The church I belong to has some amazing women and when you spend four whole days together you have ample opportunities to divulge your life stories to each other. There I met a woman named Anna who had gone through the same struggles and in a twisted way it’s nice to know you aren’t alone. Sure I don’t want others to suffer but I don’t want to suffer alone either.

I returned home from those rainy four days with a killer lower back ache. My lower back had never hurt before and I dismissed the pains as the bad sleeping conditions I found myself in. The weekend after that was Juhannus (a big celebration in Finland to celebrate John’s saint day and the midsummer day) on that Friday I knew I could first take a pregnancy test but both the hubster and I dismissed success as impossible due to the late pill taking and thought that we wouldn’t ruin the holiday weekend with bad news and would sort it out on the Monday. We had an ok weekend. Everyone was lovely to me but I wasn’t feeling like myself and didn’t want to be around a bunch a people. Plus my back wouldn’t let me have a moment of comfort.

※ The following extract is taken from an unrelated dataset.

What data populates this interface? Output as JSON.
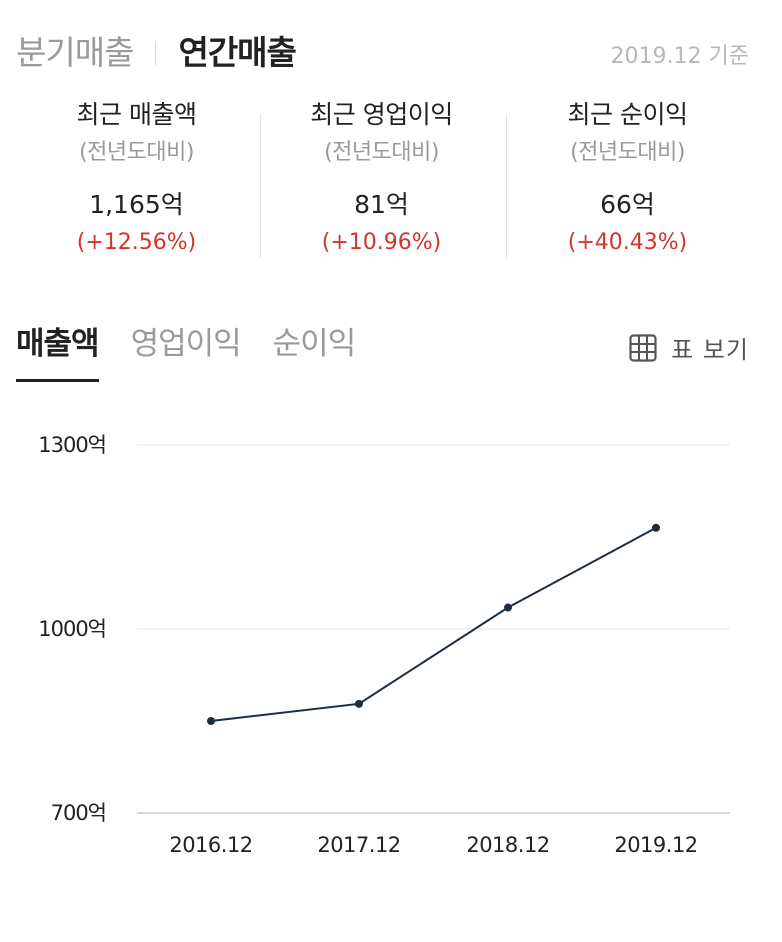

Monday morning came and I was due to start the period inducing pills. I took the pregnancy test out of it’s package and with a sigh decided to get it the dreaded task done and over with. I steeled myself for yet again a negative response. Five-minutes later I returned to the bathroom and saw this:



Completely disbelieving what I saw I shouted at my husband to arise from his early morning stuper and come see this. It was so hard to get to this point that part of me worried that somehow I had unconsciously faked a positive and therefore I made the hubby pee on another test just to make sure that my tests weren’t faulty….he's not pregnant btw.

Over the next few days the lines got darker and darker and after a confirmed blood test one day before my 30th birthday  I finally started to let myself believe it! BEST BIRTHDAY PRESENT EVER!!!

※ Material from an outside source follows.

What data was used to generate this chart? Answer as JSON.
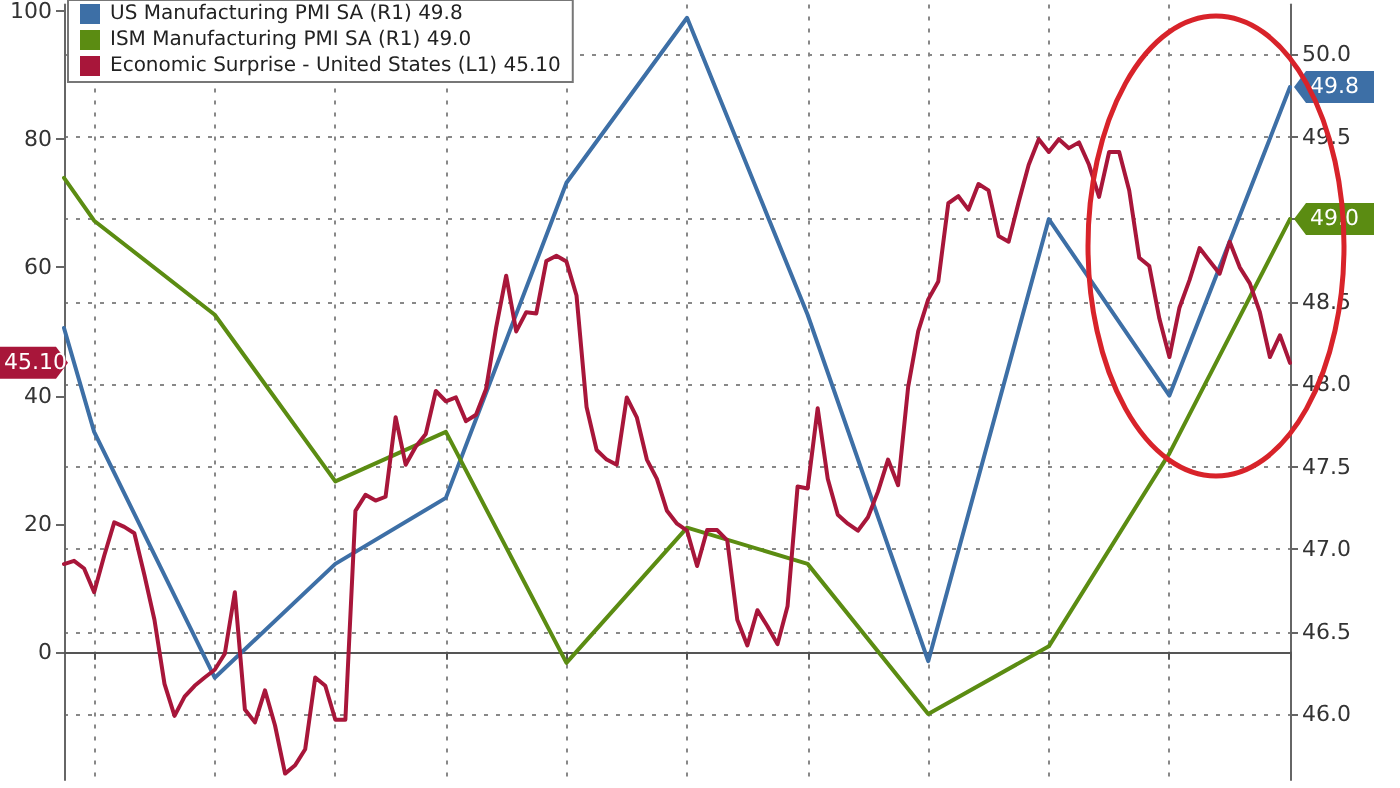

It’s true when other fellow PCOS suffers tell each other not to give up hope, that it is possible. For doubting you I apologise.

We have been lucky enough to have two ultrasounds (odd benefit of fertility treatment I guess) and today we were able to see a blob that had recognisable body parts and a furiously beating heart.



The smile on my husband’s face is one happy memory that I shall never forget.

So here’s to sending our sincerest thanks for your prayers, temple roll entries, magic spells and good vibes. It worked.

Now onto the next adventure….watch this space.